Stranger Visions by Heather Dewey-Hagborg
Photo:Carolien Coenen (Artefact 2015)

Recently, a new form of art called Bioart, which makes use of biotechnology, has been flourishing. New York artist Heather Dewey-Hagborg takes DNA from littered cigarette butts and chewing gum found on the streets, analyzes them to determine the ethnicity and sex of the individual, and reproduces their faces using a 3D printer. The extremely realistic faces adorning the wall force us to observe the problems that the world is confronting today, such as tensions between ethnic groups and issues surrounding privacy. One of the unique features of media art is the critical perspectives offered from various angles by artists who have a thorough understanding of technology. This enables artists to convey the meaning of the technology that we hold in our hands in ways that are intuitive and stimulating to the imagination.

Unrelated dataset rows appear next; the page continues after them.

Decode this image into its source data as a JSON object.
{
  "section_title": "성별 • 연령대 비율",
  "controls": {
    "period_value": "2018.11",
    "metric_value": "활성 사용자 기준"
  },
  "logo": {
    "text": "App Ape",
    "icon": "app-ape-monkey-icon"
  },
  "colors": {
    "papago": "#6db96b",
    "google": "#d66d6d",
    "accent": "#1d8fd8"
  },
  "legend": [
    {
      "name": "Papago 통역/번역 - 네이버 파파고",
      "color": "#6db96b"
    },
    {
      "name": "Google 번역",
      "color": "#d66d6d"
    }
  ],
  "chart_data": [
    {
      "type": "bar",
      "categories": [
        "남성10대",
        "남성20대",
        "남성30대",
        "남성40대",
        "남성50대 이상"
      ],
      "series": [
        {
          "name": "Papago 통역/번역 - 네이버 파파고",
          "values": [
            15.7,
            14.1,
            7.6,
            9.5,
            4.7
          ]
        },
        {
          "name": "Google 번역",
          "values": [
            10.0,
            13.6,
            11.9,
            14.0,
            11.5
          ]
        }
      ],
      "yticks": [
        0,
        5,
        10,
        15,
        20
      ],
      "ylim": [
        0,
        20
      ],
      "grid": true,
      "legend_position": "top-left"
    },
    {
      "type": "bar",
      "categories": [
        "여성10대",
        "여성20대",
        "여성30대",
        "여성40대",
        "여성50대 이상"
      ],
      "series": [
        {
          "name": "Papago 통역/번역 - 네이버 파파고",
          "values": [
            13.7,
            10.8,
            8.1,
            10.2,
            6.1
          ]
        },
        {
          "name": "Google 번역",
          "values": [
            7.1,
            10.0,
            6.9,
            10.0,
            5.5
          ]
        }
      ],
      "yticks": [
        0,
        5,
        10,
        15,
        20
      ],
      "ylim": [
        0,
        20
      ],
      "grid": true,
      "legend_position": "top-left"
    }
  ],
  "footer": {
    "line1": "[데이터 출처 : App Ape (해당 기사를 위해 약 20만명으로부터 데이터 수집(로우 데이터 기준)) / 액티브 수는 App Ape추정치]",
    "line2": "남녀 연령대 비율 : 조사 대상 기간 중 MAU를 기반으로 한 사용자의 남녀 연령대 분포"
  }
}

Society is rapidly changing due to digital media. Could anyone have imagined 35 years ago that with the advent of smartphones, things like cameras, address books, and encyclopedias would be rendered obsolete? We do not know exactly what these changes mean for our future. Media artists make use of their technique and experience to create a space for people to use various forms of media in creative ways. They also shift our everyday experience by using the most advanced technologies in ways that they are not designed to be used, offering us new perspectives on things that were unknown to us, or shining new light on things that we take for granted. It takes time for a new technology to appear in the world as marketable products, and the main components of cutting-edge technology would be concealed. However, with time-limited art exhibitions, these technologies can be experimented with at a much earlier stage. Novel ideas created by artists are beneficial for technology experts as well, and in recent years facilities for collaborations among artists, scientists, and engineers have been spreading on a global scale.

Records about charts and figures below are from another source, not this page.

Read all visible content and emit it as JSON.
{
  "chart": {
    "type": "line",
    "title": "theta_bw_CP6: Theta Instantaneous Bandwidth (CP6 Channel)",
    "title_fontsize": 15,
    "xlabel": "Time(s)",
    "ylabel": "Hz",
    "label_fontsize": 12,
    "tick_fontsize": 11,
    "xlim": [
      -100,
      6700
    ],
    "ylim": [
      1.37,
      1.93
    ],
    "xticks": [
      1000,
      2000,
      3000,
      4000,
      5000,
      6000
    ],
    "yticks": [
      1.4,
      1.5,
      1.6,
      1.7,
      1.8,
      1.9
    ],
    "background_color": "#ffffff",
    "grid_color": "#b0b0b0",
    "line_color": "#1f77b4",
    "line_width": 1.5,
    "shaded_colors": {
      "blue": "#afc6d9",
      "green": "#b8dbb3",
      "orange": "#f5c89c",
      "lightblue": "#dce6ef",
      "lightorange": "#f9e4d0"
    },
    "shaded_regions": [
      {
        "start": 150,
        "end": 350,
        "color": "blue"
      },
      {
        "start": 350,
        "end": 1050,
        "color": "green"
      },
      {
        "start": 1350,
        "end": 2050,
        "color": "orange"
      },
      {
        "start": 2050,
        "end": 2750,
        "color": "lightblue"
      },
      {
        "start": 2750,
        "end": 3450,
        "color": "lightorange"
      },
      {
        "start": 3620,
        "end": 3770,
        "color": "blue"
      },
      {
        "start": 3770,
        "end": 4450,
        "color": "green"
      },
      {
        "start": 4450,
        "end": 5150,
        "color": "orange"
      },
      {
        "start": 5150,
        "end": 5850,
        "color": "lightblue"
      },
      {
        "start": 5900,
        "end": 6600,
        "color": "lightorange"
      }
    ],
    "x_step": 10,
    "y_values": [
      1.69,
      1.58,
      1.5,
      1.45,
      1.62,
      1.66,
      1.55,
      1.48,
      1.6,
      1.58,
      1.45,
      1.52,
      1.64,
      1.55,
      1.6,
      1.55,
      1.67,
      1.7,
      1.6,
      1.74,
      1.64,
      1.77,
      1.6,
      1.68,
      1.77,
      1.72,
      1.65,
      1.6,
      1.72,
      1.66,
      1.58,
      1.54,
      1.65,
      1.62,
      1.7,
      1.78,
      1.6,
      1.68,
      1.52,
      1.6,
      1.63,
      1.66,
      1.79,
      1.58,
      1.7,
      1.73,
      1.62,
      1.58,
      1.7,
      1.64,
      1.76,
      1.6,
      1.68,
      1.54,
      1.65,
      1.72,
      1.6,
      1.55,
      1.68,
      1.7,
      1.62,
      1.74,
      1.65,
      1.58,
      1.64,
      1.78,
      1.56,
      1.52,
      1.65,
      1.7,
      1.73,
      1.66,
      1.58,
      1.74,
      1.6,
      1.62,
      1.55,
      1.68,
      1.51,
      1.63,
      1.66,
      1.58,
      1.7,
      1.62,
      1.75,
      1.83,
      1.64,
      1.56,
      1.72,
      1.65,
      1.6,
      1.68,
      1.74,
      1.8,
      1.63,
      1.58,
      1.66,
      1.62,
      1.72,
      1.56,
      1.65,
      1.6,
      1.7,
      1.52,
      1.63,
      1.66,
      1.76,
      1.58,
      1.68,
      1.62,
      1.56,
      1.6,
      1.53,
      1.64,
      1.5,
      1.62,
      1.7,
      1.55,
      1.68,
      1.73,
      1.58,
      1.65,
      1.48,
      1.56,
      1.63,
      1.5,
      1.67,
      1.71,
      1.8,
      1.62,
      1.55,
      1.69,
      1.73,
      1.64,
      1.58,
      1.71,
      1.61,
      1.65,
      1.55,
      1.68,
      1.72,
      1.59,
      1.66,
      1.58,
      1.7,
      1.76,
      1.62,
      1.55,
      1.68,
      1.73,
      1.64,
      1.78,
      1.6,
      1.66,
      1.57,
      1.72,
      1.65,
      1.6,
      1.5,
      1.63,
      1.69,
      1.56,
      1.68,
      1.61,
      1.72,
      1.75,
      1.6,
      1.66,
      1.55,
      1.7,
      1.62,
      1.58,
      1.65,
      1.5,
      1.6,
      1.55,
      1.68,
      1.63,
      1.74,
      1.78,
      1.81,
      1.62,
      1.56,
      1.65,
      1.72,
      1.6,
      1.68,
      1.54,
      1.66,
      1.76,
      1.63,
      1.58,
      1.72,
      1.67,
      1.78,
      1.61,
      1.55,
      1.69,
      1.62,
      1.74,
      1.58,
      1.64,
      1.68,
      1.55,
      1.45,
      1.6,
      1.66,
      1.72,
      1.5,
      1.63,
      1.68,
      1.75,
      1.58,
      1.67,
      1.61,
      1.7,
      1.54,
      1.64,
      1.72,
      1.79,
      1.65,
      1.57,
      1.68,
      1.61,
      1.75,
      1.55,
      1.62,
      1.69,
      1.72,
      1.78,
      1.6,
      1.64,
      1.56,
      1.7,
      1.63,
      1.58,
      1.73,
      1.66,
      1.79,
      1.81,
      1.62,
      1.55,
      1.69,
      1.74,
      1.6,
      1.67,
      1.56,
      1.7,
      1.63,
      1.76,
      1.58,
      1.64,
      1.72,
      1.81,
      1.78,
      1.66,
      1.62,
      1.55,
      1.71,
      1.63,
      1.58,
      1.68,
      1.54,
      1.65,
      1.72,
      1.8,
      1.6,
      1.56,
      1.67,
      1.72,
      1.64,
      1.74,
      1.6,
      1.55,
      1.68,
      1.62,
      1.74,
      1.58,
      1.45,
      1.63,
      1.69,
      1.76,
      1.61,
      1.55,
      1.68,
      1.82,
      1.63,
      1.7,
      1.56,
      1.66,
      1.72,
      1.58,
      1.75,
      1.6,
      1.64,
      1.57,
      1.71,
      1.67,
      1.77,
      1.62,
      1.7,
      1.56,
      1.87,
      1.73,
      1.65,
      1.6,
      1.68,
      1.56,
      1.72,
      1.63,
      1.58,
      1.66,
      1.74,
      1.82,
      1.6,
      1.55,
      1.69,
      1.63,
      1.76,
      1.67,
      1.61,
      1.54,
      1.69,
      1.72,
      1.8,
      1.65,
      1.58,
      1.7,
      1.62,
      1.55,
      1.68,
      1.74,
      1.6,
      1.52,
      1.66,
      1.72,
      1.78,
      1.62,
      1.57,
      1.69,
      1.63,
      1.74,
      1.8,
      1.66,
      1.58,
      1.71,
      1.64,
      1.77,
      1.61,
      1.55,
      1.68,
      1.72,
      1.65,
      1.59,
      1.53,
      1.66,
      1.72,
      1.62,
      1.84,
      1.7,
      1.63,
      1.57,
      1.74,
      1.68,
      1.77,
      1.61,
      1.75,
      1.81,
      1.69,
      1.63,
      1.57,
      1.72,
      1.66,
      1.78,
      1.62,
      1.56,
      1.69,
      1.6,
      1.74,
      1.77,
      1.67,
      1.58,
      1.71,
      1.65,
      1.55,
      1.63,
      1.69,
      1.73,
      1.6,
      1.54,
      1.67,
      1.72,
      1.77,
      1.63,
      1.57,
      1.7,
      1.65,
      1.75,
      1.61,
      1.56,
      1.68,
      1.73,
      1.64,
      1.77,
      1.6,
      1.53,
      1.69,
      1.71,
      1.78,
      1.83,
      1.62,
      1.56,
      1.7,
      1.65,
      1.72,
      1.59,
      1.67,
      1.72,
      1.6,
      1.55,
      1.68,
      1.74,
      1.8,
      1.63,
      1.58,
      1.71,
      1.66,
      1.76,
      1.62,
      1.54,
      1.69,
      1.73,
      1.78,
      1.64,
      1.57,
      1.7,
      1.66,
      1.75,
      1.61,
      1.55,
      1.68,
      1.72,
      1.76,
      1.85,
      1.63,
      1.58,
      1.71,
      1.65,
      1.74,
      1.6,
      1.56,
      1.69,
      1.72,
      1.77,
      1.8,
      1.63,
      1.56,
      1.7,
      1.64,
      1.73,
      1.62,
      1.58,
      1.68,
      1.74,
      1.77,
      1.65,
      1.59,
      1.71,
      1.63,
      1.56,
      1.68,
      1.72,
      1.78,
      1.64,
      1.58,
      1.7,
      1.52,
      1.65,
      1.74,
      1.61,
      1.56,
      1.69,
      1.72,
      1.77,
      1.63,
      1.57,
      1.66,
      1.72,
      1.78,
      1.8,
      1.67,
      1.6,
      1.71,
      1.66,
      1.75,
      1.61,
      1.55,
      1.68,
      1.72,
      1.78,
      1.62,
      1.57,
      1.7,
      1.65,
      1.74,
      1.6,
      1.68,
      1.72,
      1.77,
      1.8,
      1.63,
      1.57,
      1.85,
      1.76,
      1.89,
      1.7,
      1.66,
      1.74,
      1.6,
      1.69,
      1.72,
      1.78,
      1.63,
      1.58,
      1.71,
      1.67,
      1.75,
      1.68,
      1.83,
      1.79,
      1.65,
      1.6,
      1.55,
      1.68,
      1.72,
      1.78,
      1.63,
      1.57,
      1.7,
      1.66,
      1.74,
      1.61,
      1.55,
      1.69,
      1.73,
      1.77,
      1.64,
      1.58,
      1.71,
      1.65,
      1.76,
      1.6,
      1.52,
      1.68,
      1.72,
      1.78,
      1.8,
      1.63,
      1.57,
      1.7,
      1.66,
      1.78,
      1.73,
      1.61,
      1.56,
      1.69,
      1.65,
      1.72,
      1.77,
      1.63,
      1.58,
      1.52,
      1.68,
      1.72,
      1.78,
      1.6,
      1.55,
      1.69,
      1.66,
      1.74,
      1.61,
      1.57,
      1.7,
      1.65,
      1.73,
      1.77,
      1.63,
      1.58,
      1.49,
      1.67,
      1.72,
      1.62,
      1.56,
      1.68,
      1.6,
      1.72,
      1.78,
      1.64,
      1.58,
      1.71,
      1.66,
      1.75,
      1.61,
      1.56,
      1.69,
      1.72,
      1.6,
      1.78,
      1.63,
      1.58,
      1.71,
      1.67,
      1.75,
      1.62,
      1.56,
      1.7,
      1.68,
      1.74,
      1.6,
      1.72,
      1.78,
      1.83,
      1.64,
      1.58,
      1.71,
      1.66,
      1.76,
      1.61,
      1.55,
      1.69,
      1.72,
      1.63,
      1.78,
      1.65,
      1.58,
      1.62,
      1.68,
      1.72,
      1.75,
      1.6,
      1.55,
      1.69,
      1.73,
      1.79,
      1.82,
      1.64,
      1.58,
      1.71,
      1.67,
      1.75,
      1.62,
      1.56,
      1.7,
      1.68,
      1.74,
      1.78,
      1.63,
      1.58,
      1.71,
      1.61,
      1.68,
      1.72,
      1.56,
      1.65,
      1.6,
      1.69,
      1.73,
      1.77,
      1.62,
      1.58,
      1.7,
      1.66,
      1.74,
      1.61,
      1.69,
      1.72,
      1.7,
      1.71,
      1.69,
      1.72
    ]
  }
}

Digital data cannot be seen with the eye. We no longer ascertain what is happening in the massive network landscape. This is where art can serve as a key for us to think about the world today and in the future. As media art helps create joy out of the innovations brought on by digital technology, it also offers commentary on the state of our digital media society from various perspectives. As the world of media changes, so will media art, bringing forth new visions of the critical consciousness of artists.

Machiko Kusahara
Professor, Faculty of Letters, Arts and Sciences, Waseda University

Machiko Kusahara is a researcher and curator for media art and media culture. She has been curating and evaluating digital art since the early 1980s, and has planned and produced exhibitions both in Japan and abroad, such as the International Exposition, Tsukuba, Japan, 1985; World Design Exposition 1989; Tokyo Metropolitan Museum of Photography; and NTT InterCommunication Center. Based on the theme of interrelated development of media technology, culture, society, and art, she also studies film culture from the Edo period (1603–1868) to the Showa period (1926–1989), from shadowgraphs, slide projectors, and panorama films, while exploring the art of the digital era. Her writing has been published in MediaArtHistories (MIT Press), Media Archaeology (UC Press), Companion to Digital Art (Wiley), and Routledge Handbook of New Media in Asia, among other publications. She has also served on the judging committee of international public exhibitions, such as SIGGRAPH, Ars Electronica, ISEA, Hiroshima International Animation Festival, and the Japan Media Arts Festival. She taught at Tokyo Polytechnic University, Kobe University, and UCLA before assuming her current post. She received a Ph.D. in Engineering from the University of Tokyo.